Assume that all the { }^{206} Pb found in a given sample of uranium ore resulted from decay of { }^{238} U and that the ratio of ^{206} Pb / ^{238} U is 0.60. How old is the ore?

Strategy Let N_{0} be the original number of { }^{238} U nuclei that existed. The { }^{238} U nuclei eventually decay to { }^{206} Pb, and the longest time in the radioactive decay chain { }^{238} U \rightarrow{ }^{206} Pb is the half-life of { }^{238} U , t_{1 / 2}=4.47 \times 10^{9} y. The numbers of nuclei for { }^{238} U \text { and }{ }^{206} Pb are then

\begin{aligned}N\left({ }^{238} U \right) &=N_{0} e^{-\lambda t} \\N\left({ }^{206} Pb \right) &=N_{0}-N\left({ }^{238} U \right)=N_{0}\left(1-e^{-\lambda t}\right)\end{aligned}

The abundance ratio is

R^{\prime}=\frac{N\left({ }^{206} Pb \right)}{N\left({ }^{238} U \right)}=\frac{1-e^{-\lambda t}}{e^{-\lambda t}}=e^{\lambda t}-1 (12.50)

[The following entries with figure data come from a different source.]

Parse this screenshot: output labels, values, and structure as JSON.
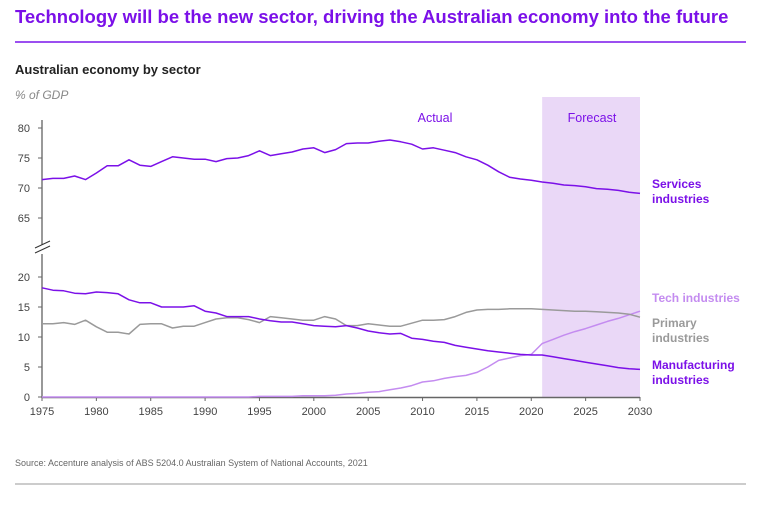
{
  "header": {
    "title": "Technology will be the new sector, driving the Australian economy into the future",
    "accent_color": "#7b10e8"
  },
  "footer": {
    "source": "Source: Accenture analysis of ABS 5204.0 Australian System of National Accounts, 2021"
  },
  "chart_data": {
    "type": "line",
    "title": "Australian economy by sector",
    "ylabel": "% of GDP",
    "xlabel": "",
    "xlim": [
      1975,
      2030
    ],
    "ylim_upper": [
      60,
      80
    ],
    "ylim_lower": [
      0,
      20
    ],
    "broken_y_axis": true,
    "grid": false,
    "x_ticks": [
      "1975",
      "1980",
      "1985",
      "1990",
      "1995",
      "2000",
      "2005",
      "2010",
      "2015",
      "2020",
      "2025",
      "2030"
    ],
    "y_ticks_upper": [
      "80",
      "75",
      "70",
      "65"
    ],
    "y_ticks_lower": [
      "20",
      "15",
      "10",
      "5",
      "0"
    ],
    "annotations": {
      "actual": "Actual",
      "forecast": "Forecast"
    },
    "forecast_range": [
      2021,
      2030
    ],
    "forecast_color": "#ead8f7",
    "x": [
      1975,
      1976,
      1977,
      1978,
      1979,
      1980,
      1981,
      1982,
      1983,
      1984,
      1985,
      1986,
      1987,
      1988,
      1989,
      1990,
      1991,
      1992,
      1993,
      1994,
      1995,
      1996,
      1997,
      1998,
      1999,
      2000,
      2001,
      2002,
      2003,
      2004,
      2005,
      2006,
      2007,
      2008,
      2009,
      2010,
      2011,
      2012,
      2013,
      2014,
      2015,
      2016,
      2017,
      2018,
      2019,
      2020,
      2021,
      2022,
      2023,
      2024,
      2025,
      2026,
      2027,
      2028,
      2029,
      2030
    ],
    "series": [
      {
        "name": "Services industries",
        "label_lines": [
          "Services",
          "industries"
        ],
        "color": "#7b10e8",
        "panel": "upper",
        "values": [
          71.4,
          71.6,
          71.6,
          72.0,
          71.4,
          72.5,
          73.7,
          73.7,
          74.7,
          73.8,
          73.6,
          74.4,
          75.2,
          75.0,
          74.8,
          74.8,
          74.4,
          74.9,
          75.0,
          75.4,
          76.2,
          75.4,
          75.7,
          76.0,
          76.5,
          76.7,
          75.9,
          76.4,
          77.4,
          77.5,
          77.5,
          77.8,
          78.0,
          77.7,
          77.3,
          76.5,
          76.7,
          76.3,
          75.9,
          75.2,
          74.7,
          73.8,
          72.7,
          71.8,
          71.5,
          71.3,
          71.0,
          70.8,
          70.5,
          70.4,
          70.2,
          69.9,
          69.8,
          69.6,
          69.3,
          69.1
        ]
      },
      {
        "name": "Tech industries",
        "label_lines": [
          "Tech industries"
        ],
        "color": "#c48cf0",
        "panel": "lower",
        "values": [
          0,
          0,
          0,
          0,
          0,
          0,
          0,
          0,
          0,
          0,
          0,
          0,
          0,
          0,
          0,
          0,
          0,
          0,
          0,
          0,
          0.1,
          0.1,
          0.1,
          0.1,
          0.2,
          0.2,
          0.2,
          0.3,
          0.5,
          0.6,
          0.8,
          0.9,
          1.2,
          1.5,
          1.9,
          2.5,
          2.7,
          3.1,
          3.4,
          3.6,
          4.1,
          5.0,
          6.1,
          6.5,
          6.9,
          7.1,
          8.9,
          9.6,
          10.3,
          10.9,
          11.4,
          12.0,
          12.6,
          13.1,
          13.7,
          14.3
        ]
      },
      {
        "name": "Primary industries",
        "label_lines": [
          "Primary",
          "industries"
        ],
        "color": "#9a9a9a",
        "panel": "lower",
        "values": [
          12.2,
          12.2,
          12.4,
          12.1,
          12.8,
          11.7,
          10.8,
          10.8,
          10.5,
          12.1,
          12.2,
          12.2,
          11.5,
          11.8,
          11.8,
          12.4,
          13.0,
          13.2,
          13.2,
          12.9,
          12.4,
          13.4,
          13.2,
          13.0,
          12.8,
          12.8,
          13.4,
          13.0,
          11.9,
          11.9,
          12.2,
          12.0,
          11.8,
          11.8,
          12.3,
          12.8,
          12.8,
          12.9,
          13.4,
          14.1,
          14.5,
          14.6,
          14.6,
          14.7,
          14.7,
          14.7,
          14.6,
          14.5,
          14.4,
          14.3,
          14.3,
          14.2,
          14.1,
          14.0,
          13.8,
          13.3
        ]
      },
      {
        "name": "Manufacturing industries",
        "label_lines": [
          "Manufacturing",
          "industries"
        ],
        "color": "#7b10e8",
        "panel": "lower",
        "values": [
          18.2,
          17.8,
          17.7,
          17.3,
          17.2,
          17.5,
          17.4,
          17.2,
          16.2,
          15.7,
          15.7,
          15.0,
          15.0,
          15.0,
          15.2,
          14.3,
          14.0,
          13.4,
          13.4,
          13.4,
          13.0,
          12.7,
          12.5,
          12.5,
          12.2,
          11.9,
          11.8,
          11.7,
          11.9,
          11.5,
          11.0,
          10.7,
          10.5,
          10.6,
          9.8,
          9.6,
          9.3,
          9.1,
          8.6,
          8.3,
          8.0,
          7.7,
          7.5,
          7.3,
          7.1,
          7.0,
          7.0,
          6.7,
          6.4,
          6.1,
          5.8,
          5.5,
          5.2,
          4.9,
          4.7,
          4.6
        ]
      }
    ]
  }
}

We can solve Equation (12.50) for t, because we know experimentally the ratio R^{\prime} \text { and the decay constant } \lambda \text { for }{ }^{238} U.

Step-by-Step

Verified Solution

The result for t from Equation (12.50) is

 

\begin{aligned}t &=\frac{1}{\lambda} \ln \left(R^{\prime}+1\right)=\frac{t_{1 / 2}}{\ln (2)} \ln \left(R^{\prime}+1\right) \\&=\frac{4.47 \times 10^{9} y }{\ln (2)} \ln (1.60)=3.0 \times 10^{9} y\end{aligned}

 

The sample of uranium ore is about 3 billion years old.